When, by grace with godly sorrow and repentance through faith, you believe in your heart (Rom 10:9) on the merits of the death and resurrection of Jesus, and ask God for forgiveness of sins, and believe by faith that God has forgiven you (1Joh 1:9; Act 4:12 1Pet 1:9), you are converted and have become a child of God.
When you are truly converted you will have the power of the Holy Spirit (1Cor 10:13; 2Pet 1:10; Jud 1:24) ruling in your life, giving you victory over committing sin (1Joh 2:3, 4).
If you are professing salvation but are having problems with a cycle of sinning and repenting, then you have not been set free. Bible salvation sets a person free from sinning (Rom 6:22). Getting free from sin is not a second work of grace, nor something that happens after you are saved. Being made free from sin (Rom 6:18) is what Bible salvation does for you.
By favoring one minister over another, some in the Corinthian congregation had allowed jealousy and strife to cause divisions. If the Word of God calls these “carnal, even as unto babes in Christ” (1Cor 1:1) that are unable to bear meat, what does the Word have to say to those who willfully disobey.
Take, for example, someone that has just failed the grace of God and fell into willful sin. Even if they have repented, the Words speaks of them as less than a babe in Christ who is carnal and not able to bear meat.
They have lost their testimony, their faith has been damaged, and although Jesus will accept them back if they have godly sorrow and repent, they do not just pick up where they left off. In order for a Christian to consecrate themselves to God and start to grow in grace, they must be finished with the sinning business.
Consecration and growth in grace are both brought about by the Spirit of God applying the Word of God to our heart. In this Jesus said “Sanctify them through thy truth” — that is to say — bring them to an understanding through the Word of God where they will dedicate themselves entirely to God to become more like Christ and to increase in the fruit of the Spirit.
Consecration and growing in grace is not a one time thing. We must be active and diligent to increase the life of Christ in our experience from the time we are converted to the time we die or the Lord comes back.
With each phase in our temporal and spiritual life there will come a new set of trials. The tests of youth, marriage, parenting, Christian ministry, middle age, growing elderly, and dying all bring with them new trials, tests and temptations. For some of us, life will have some hard places, but the grace of God will be there to take us through.
In these changes of life there will be lots of room to grow in grace and many areas which we will need to consecrate to God.
When we begin this process of sanctification (consecration and growing in grace), one victory will lead us to another victory.

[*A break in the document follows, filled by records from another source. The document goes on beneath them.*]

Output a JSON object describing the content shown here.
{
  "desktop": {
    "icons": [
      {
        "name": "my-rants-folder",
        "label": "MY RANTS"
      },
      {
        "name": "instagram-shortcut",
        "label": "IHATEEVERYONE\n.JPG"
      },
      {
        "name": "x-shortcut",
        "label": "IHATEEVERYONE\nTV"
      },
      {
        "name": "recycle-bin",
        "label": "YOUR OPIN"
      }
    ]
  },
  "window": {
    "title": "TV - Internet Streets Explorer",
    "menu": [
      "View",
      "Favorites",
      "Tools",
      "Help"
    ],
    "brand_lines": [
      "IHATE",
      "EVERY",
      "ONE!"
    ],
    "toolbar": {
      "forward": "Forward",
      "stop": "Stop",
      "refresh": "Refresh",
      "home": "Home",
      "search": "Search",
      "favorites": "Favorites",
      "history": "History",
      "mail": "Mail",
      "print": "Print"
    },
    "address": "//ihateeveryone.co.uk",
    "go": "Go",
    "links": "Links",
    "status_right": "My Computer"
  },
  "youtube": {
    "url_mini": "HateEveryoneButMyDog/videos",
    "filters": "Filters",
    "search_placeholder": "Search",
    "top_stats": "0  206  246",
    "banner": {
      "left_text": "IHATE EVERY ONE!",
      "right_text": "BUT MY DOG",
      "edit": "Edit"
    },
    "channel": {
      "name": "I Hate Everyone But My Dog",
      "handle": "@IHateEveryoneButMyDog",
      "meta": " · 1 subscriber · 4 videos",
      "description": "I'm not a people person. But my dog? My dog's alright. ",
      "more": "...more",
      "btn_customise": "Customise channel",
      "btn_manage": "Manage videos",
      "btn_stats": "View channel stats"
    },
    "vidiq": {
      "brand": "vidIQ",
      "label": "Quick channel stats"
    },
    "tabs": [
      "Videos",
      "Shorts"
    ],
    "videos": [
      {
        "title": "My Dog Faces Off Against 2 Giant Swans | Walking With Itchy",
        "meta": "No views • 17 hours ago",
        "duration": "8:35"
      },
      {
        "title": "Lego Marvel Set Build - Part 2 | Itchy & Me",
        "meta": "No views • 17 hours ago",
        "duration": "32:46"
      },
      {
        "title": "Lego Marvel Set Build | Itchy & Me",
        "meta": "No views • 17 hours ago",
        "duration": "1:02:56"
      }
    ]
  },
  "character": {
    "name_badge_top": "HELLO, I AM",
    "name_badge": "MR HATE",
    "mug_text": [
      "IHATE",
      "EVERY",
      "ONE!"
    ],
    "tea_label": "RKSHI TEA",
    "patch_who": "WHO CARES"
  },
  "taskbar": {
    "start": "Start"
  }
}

The strength and faith we gain from each victory will empower us to be victorious in the next battle. The victorious Christian life is exciting, contagious, and full of joy and glory!
This sanctifying process is referred to by Paul as “the washing of water by the word” (Eph 5:26). Jesus prayed that we would be sanctified by the truth and noted that the truth was the Word of God. Here Paul brings in the concept that we are to be cleansed and washing by the Word of God.
“The Word of God is quick, and powerful… and is a discerner of the thoughts and intents of the heart” (Heb 4:12). It is this “word of God, which effectually worketh also in you that believe” (1The 2:13), bringing about this sanctifying change in your Christian life.
This process of sanctification by the Word is a faith-producing operation (Rom 10:17) of the Spirit of God that causes us to stand (2Cor 1:24), to quench all the fiery temptations of the enemy (Eph 6:16), and gives us victory over the world (1Joh 5:4).
This is the good news of the gospel. This is the message we are to bring to the apostate and lukewarm church. This is the path are we to lead our families into, to disciple new converts by, and by which we personally are to perfect holiness in fear of God.